Cowok itu mulai memencet bel rumah Jeen. Terdengar keramaian di dalam sana, entah apakah Jeen mendengar suara bel itu. "Kalian datang berdua" ucap Fero setelah membukakan pintu rumah dengan nada mengejek.
"Sial ! Apa yang sebenernya kamu mau" respon Gio kesal mendengar ejekan Fero barusan. Jelas saja Gio marah, aku tau Gio mengajak ku berangkat bersama juga karena kemauan mereka semua.
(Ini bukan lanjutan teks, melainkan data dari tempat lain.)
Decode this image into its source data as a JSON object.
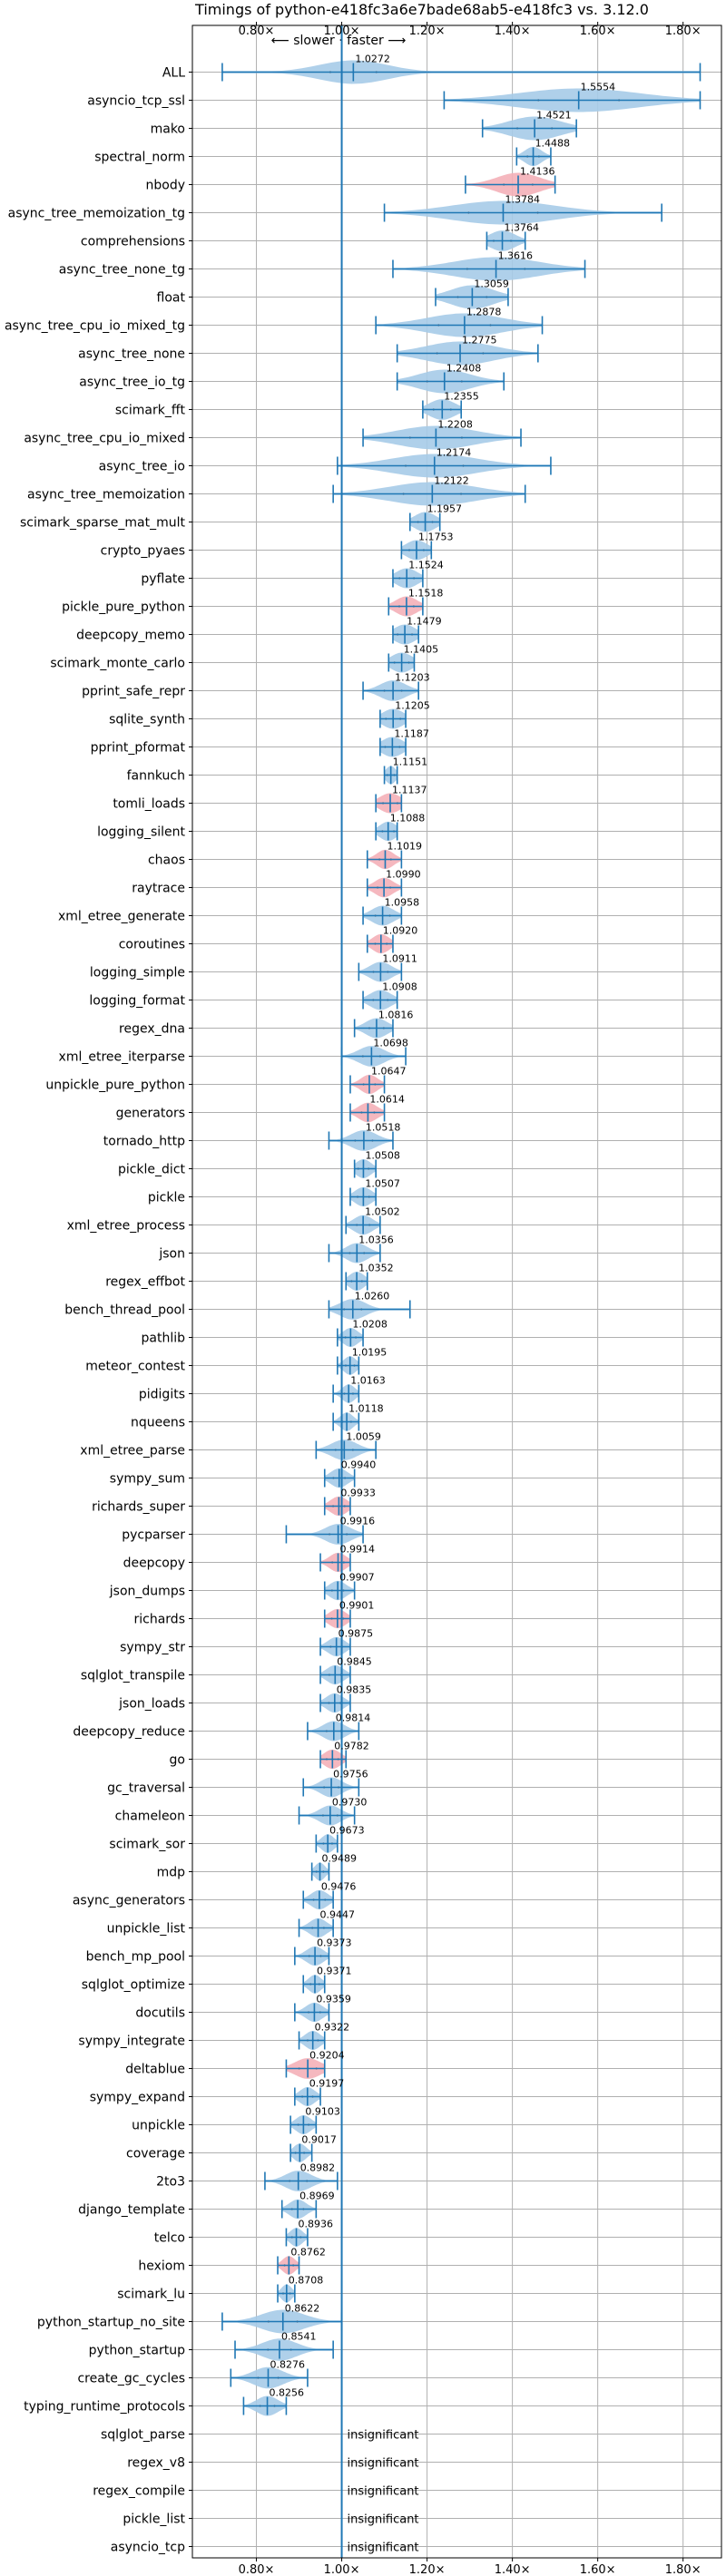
{
  "chart_data": {
    "type": "violin",
    "title": "Timings of python-e418fc3a6e7bade68ab5-e418fc3 vs. 3.12.0",
    "direction_note": "⟵ slower · faster ⟶",
    "x_ticks": [
      "0.80×",
      "1.00×",
      "1.20×",
      "1.40×",
      "1.60×",
      "1.80×"
    ],
    "x_tick_values": [
      0.8,
      1.0,
      1.2,
      1.4,
      1.6,
      1.8
    ],
    "xlim": [
      0.65,
      1.89
    ],
    "reference_line": 1.0,
    "grid": true,
    "insignificant_label": "insignificant",
    "colors": {
      "normal": "#a6cbe8",
      "regression": "#f4b0b8",
      "line": "#1f77b4"
    },
    "benchmarks": [
      {
        "name": "ALL",
        "value": 1.0272,
        "min": 0.72,
        "max": 1.84,
        "spread": 0.08,
        "highlight": false
      },
      {
        "name": "asyncio_tcp_ssl",
        "value": 1.5554,
        "min": 1.24,
        "max": 1.84,
        "spread": 0.14,
        "highlight": false
      },
      {
        "name": "mako",
        "value": 1.4521,
        "min": 1.33,
        "max": 1.55,
        "spread": 0.06,
        "highlight": false
      },
      {
        "name": "spectral_norm",
        "value": 1.4488,
        "min": 1.41,
        "max": 1.49,
        "spread": 0.02,
        "highlight": false
      },
      {
        "name": "nbody",
        "value": 1.4136,
        "min": 1.29,
        "max": 1.5,
        "spread": 0.05,
        "highlight": true
      },
      {
        "name": "async_tree_memoization_tg",
        "value": 1.3784,
        "min": 1.1,
        "max": 1.75,
        "spread": 0.12,
        "highlight": false
      },
      {
        "name": "comprehensions",
        "value": 1.3764,
        "min": 1.34,
        "max": 1.43,
        "spread": 0.03,
        "highlight": false
      },
      {
        "name": "async_tree_none_tg",
        "value": 1.3616,
        "min": 1.12,
        "max": 1.57,
        "spread": 0.1,
        "highlight": false
      },
      {
        "name": "float",
        "value": 1.3059,
        "min": 1.22,
        "max": 1.39,
        "spread": 0.05,
        "highlight": false
      },
      {
        "name": "async_tree_cpu_io_mixed_tg",
        "value": 1.2878,
        "min": 1.08,
        "max": 1.47,
        "spread": 0.09,
        "highlight": false
      },
      {
        "name": "async_tree_none",
        "value": 1.2775,
        "min": 1.13,
        "max": 1.46,
        "spread": 0.08,
        "highlight": false
      },
      {
        "name": "async_tree_io_tg",
        "value": 1.2408,
        "min": 1.13,
        "max": 1.38,
        "spread": 0.06,
        "highlight": false
      },
      {
        "name": "scimark_fft",
        "value": 1.2355,
        "min": 1.19,
        "max": 1.28,
        "spread": 0.03,
        "highlight": false
      },
      {
        "name": "async_tree_cpu_io_mixed",
        "value": 1.2208,
        "min": 1.05,
        "max": 1.42,
        "spread": 0.09,
        "highlight": false
      },
      {
        "name": "async_tree_io",
        "value": 1.2174,
        "min": 0.99,
        "max": 1.49,
        "spread": 0.1,
        "highlight": false
      },
      {
        "name": "async_tree_memoization",
        "value": 1.2122,
        "min": 0.98,
        "max": 1.43,
        "spread": 0.1,
        "highlight": false
      },
      {
        "name": "scimark_sparse_mat_mult",
        "value": 1.1957,
        "min": 1.16,
        "max": 1.23,
        "spread": 0.025,
        "highlight": false
      },
      {
        "name": "crypto_pyaes",
        "value": 1.1753,
        "min": 1.14,
        "max": 1.21,
        "spread": 0.025,
        "highlight": false
      },
      {
        "name": "pyflate",
        "value": 1.1524,
        "min": 1.12,
        "max": 1.19,
        "spread": 0.025,
        "highlight": false
      },
      {
        "name": "pickle_pure_python",
        "value": 1.1518,
        "min": 1.11,
        "max": 1.19,
        "spread": 0.025,
        "highlight": true
      },
      {
        "name": "deepcopy_memo",
        "value": 1.1479,
        "min": 1.12,
        "max": 1.18,
        "spread": 0.025,
        "highlight": false
      },
      {
        "name": "scimark_monte_carlo",
        "value": 1.1405,
        "min": 1.11,
        "max": 1.17,
        "spread": 0.025,
        "highlight": false
      },
      {
        "name": "pprint_safe_repr",
        "value": 1.1203,
        "min": 1.05,
        "max": 1.18,
        "spread": 0.03,
        "highlight": false
      },
      {
        "name": "sqlite_synth",
        "value": 1.1205,
        "min": 1.09,
        "max": 1.15,
        "spread": 0.025,
        "highlight": false
      },
      {
        "name": "pprint_pformat",
        "value": 1.1187,
        "min": 1.09,
        "max": 1.15,
        "spread": 0.025,
        "highlight": false
      },
      {
        "name": "fannkuch",
        "value": 1.1151,
        "min": 1.1,
        "max": 1.13,
        "spread": 0.012,
        "highlight": false
      },
      {
        "name": "tomli_loads",
        "value": 1.1137,
        "min": 1.08,
        "max": 1.14,
        "spread": 0.025,
        "highlight": true
      },
      {
        "name": "logging_silent",
        "value": 1.1088,
        "min": 1.08,
        "max": 1.13,
        "spread": 0.02,
        "highlight": false
      },
      {
        "name": "chaos",
        "value": 1.1019,
        "min": 1.06,
        "max": 1.14,
        "spread": 0.02,
        "highlight": true
      },
      {
        "name": "raytrace",
        "value": 1.099,
        "min": 1.06,
        "max": 1.14,
        "spread": 0.022,
        "highlight": true
      },
      {
        "name": "xml_etree_generate",
        "value": 1.0958,
        "min": 1.05,
        "max": 1.14,
        "spread": 0.025,
        "highlight": false
      },
      {
        "name": "coroutines",
        "value": 1.092,
        "min": 1.06,
        "max": 1.12,
        "spread": 0.02,
        "highlight": true
      },
      {
        "name": "logging_simple",
        "value": 1.0911,
        "min": 1.04,
        "max": 1.14,
        "spread": 0.025,
        "highlight": false
      },
      {
        "name": "logging_format",
        "value": 1.0908,
        "min": 1.05,
        "max": 1.13,
        "spread": 0.025,
        "highlight": false
      },
      {
        "name": "regex_dna",
        "value": 1.0816,
        "min": 1.03,
        "max": 1.12,
        "spread": 0.025,
        "highlight": false
      },
      {
        "name": "xml_etree_iterparse",
        "value": 1.0698,
        "min": 1.0,
        "max": 1.15,
        "spread": 0.03,
        "highlight": false
      },
      {
        "name": "unpickle_pure_python",
        "value": 1.0647,
        "min": 1.02,
        "max": 1.1,
        "spread": 0.02,
        "highlight": true
      },
      {
        "name": "generators",
        "value": 1.0614,
        "min": 1.02,
        "max": 1.1,
        "spread": 0.022,
        "highlight": true
      },
      {
        "name": "tornado_http",
        "value": 1.0518,
        "min": 0.97,
        "max": 1.12,
        "spread": 0.03,
        "highlight": false
      },
      {
        "name": "pickle_dict",
        "value": 1.0508,
        "min": 1.03,
        "max": 1.08,
        "spread": 0.018,
        "highlight": false
      },
      {
        "name": "pickle",
        "value": 1.0507,
        "min": 1.02,
        "max": 1.08,
        "spread": 0.02,
        "highlight": false
      },
      {
        "name": "xml_etree_process",
        "value": 1.0502,
        "min": 1.01,
        "max": 1.09,
        "spread": 0.022,
        "highlight": false
      },
      {
        "name": "json",
        "value": 1.0356,
        "min": 0.97,
        "max": 1.09,
        "spread": 0.025,
        "highlight": false
      },
      {
        "name": "regex_effbot",
        "value": 1.0352,
        "min": 1.01,
        "max": 1.06,
        "spread": 0.018,
        "highlight": false
      },
      {
        "name": "bench_thread_pool",
        "value": 1.026,
        "min": 0.97,
        "max": 1.16,
        "spread": 0.03,
        "highlight": false
      },
      {
        "name": "pathlib",
        "value": 1.0208,
        "min": 0.99,
        "max": 1.05,
        "spread": 0.018,
        "highlight": false
      },
      {
        "name": "meteor_contest",
        "value": 1.0195,
        "min": 0.99,
        "max": 1.04,
        "spread": 0.015,
        "highlight": false
      },
      {
        "name": "pidigits",
        "value": 1.0163,
        "min": 0.98,
        "max": 1.04,
        "spread": 0.015,
        "highlight": false
      },
      {
        "name": "nqueens",
        "value": 1.0118,
        "min": 0.98,
        "max": 1.04,
        "spread": 0.015,
        "highlight": false
      },
      {
        "name": "xml_etree_parse",
        "value": 1.0059,
        "min": 0.94,
        "max": 1.08,
        "spread": 0.03,
        "highlight": false
      },
      {
        "name": "sympy_sum",
        "value": 0.994,
        "min": 0.96,
        "max": 1.03,
        "spread": 0.02,
        "highlight": false
      },
      {
        "name": "richards_super",
        "value": 0.9933,
        "min": 0.96,
        "max": 1.02,
        "spread": 0.02,
        "highlight": true
      },
      {
        "name": "pycparser",
        "value": 0.9916,
        "min": 0.87,
        "max": 1.05,
        "spread": 0.03,
        "highlight": false
      },
      {
        "name": "deepcopy",
        "value": 0.9914,
        "min": 0.95,
        "max": 1.02,
        "spread": 0.02,
        "highlight": true
      },
      {
        "name": "json_dumps",
        "value": 0.9907,
        "min": 0.96,
        "max": 1.03,
        "spread": 0.02,
        "highlight": false
      },
      {
        "name": "richards",
        "value": 0.9901,
        "min": 0.96,
        "max": 1.02,
        "spread": 0.02,
        "highlight": true
      },
      {
        "name": "sympy_str",
        "value": 0.9875,
        "min": 0.95,
        "max": 1.02,
        "spread": 0.02,
        "highlight": false
      },
      {
        "name": "sqlglot_transpile",
        "value": 0.9845,
        "min": 0.95,
        "max": 1.02,
        "spread": 0.02,
        "highlight": false
      },
      {
        "name": "json_loads",
        "value": 0.9835,
        "min": 0.95,
        "max": 1.02,
        "spread": 0.02,
        "highlight": false
      },
      {
        "name": "deepcopy_reduce",
        "value": 0.9814,
        "min": 0.92,
        "max": 1.04,
        "spread": 0.025,
        "highlight": false
      },
      {
        "name": "go",
        "value": 0.9782,
        "min": 0.95,
        "max": 1.01,
        "spread": 0.02,
        "highlight": true
      },
      {
        "name": "gc_traversal",
        "value": 0.9756,
        "min": 0.91,
        "max": 1.04,
        "spread": 0.025,
        "highlight": false
      },
      {
        "name": "chameleon",
        "value": 0.973,
        "min": 0.9,
        "max": 1.03,
        "spread": 0.025,
        "highlight": false
      },
      {
        "name": "scimark_sor",
        "value": 0.9673,
        "min": 0.94,
        "max": 0.99,
        "spread": 0.015,
        "highlight": false
      },
      {
        "name": "mdp",
        "value": 0.9489,
        "min": 0.93,
        "max": 0.97,
        "spread": 0.012,
        "highlight": false
      },
      {
        "name": "async_generators",
        "value": 0.9476,
        "min": 0.91,
        "max": 0.98,
        "spread": 0.02,
        "highlight": false
      },
      {
        "name": "unpickle_list",
        "value": 0.9447,
        "min": 0.9,
        "max": 0.98,
        "spread": 0.02,
        "highlight": false
      },
      {
        "name": "bench_mp_pool",
        "value": 0.9373,
        "min": 0.89,
        "max": 0.97,
        "spread": 0.02,
        "highlight": false
      },
      {
        "name": "sqlglot_optimize",
        "value": 0.9371,
        "min": 0.91,
        "max": 0.96,
        "spread": 0.015,
        "highlight": false
      },
      {
        "name": "docutils",
        "value": 0.9359,
        "min": 0.89,
        "max": 0.97,
        "spread": 0.02,
        "highlight": false
      },
      {
        "name": "sympy_integrate",
        "value": 0.9322,
        "min": 0.9,
        "max": 0.96,
        "spread": 0.018,
        "highlight": false
      },
      {
        "name": "deltablue",
        "value": 0.9204,
        "min": 0.87,
        "max": 0.96,
        "spread": 0.03,
        "highlight": true
      },
      {
        "name": "sympy_expand",
        "value": 0.9197,
        "min": 0.89,
        "max": 0.95,
        "spread": 0.018,
        "highlight": false
      },
      {
        "name": "unpickle",
        "value": 0.9103,
        "min": 0.88,
        "max": 0.94,
        "spread": 0.018,
        "highlight": false
      },
      {
        "name": "coverage",
        "value": 0.9017,
        "min": 0.88,
        "max": 0.93,
        "spread": 0.015,
        "highlight": false
      },
      {
        "name": "2to3",
        "value": 0.8982,
        "min": 0.82,
        "max": 0.99,
        "spread": 0.03,
        "highlight": false
      },
      {
        "name": "django_template",
        "value": 0.8969,
        "min": 0.86,
        "max": 0.94,
        "spread": 0.02,
        "highlight": false
      },
      {
        "name": "telco",
        "value": 0.8936,
        "min": 0.87,
        "max": 0.92,
        "spread": 0.015,
        "highlight": false
      },
      {
        "name": "hexiom",
        "value": 0.8762,
        "min": 0.85,
        "max": 0.9,
        "spread": 0.015,
        "highlight": true
      },
      {
        "name": "scimark_lu",
        "value": 0.8708,
        "min": 0.85,
        "max": 0.89,
        "spread": 0.012,
        "highlight": false
      },
      {
        "name": "python_startup_no_site",
        "value": 0.8622,
        "min": 0.72,
        "max": 1.0,
        "spread": 0.05,
        "highlight": false
      },
      {
        "name": "python_startup",
        "value": 0.8541,
        "min": 0.75,
        "max": 0.98,
        "spread": 0.04,
        "highlight": false
      },
      {
        "name": "create_gc_cycles",
        "value": 0.8276,
        "min": 0.74,
        "max": 0.92,
        "spread": 0.035,
        "highlight": false
      },
      {
        "name": "typing_runtime_protocols",
        "value": 0.8256,
        "min": 0.77,
        "max": 0.87,
        "spread": 0.025,
        "highlight": false
      },
      {
        "name": "sqlglot_parse",
        "value": null
      },
      {
        "name": "regex_v8",
        "value": null
      },
      {
        "name": "regex_compile",
        "value": null
      },
      {
        "name": "pickle_list",
        "value": null
      },
      {
        "name": "asyncio_tcp",
        "value": null
      }
    ]
  }
}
Kalau bukan karena temen - temen Sma yang terlalu egois ini gak bakalan Gio mengajak aku berangkat bareng dan juga aku menerima ajakan Gio.
Pesta Ulang tahun Jeen sekaligus reunian Sma kali ini berjalan meriah. Ada beberapa dari mereka yang sudah berubah. Ada yang sudah menikah, ada yang sudah memiliki anak, dan ada juga yang akan melangsungkan pernikahan dalam waktu dekat.
Eh tunggu dulu, banyak juga yang masih sama seperti dulu. Mereka yang berstatus Single dan Berpacaran. Seperti aku.
"Di jemput?" suara seorang Cowok membubarkan pandanganku ke langit - langit. Aku menoleh sebentar ke sesosok Cowok yang tadi terlihat samar dimataku.
"Eh kamu" ucapku dengan ketawa kecil melihatnya yang kali ini sosok nya sudah jelas di mataku. Fero. Cowok berkulit putih, tampan, tinggi tapi sayangnya cukup kurus jika dibandingkan dengan postur tinggi nya.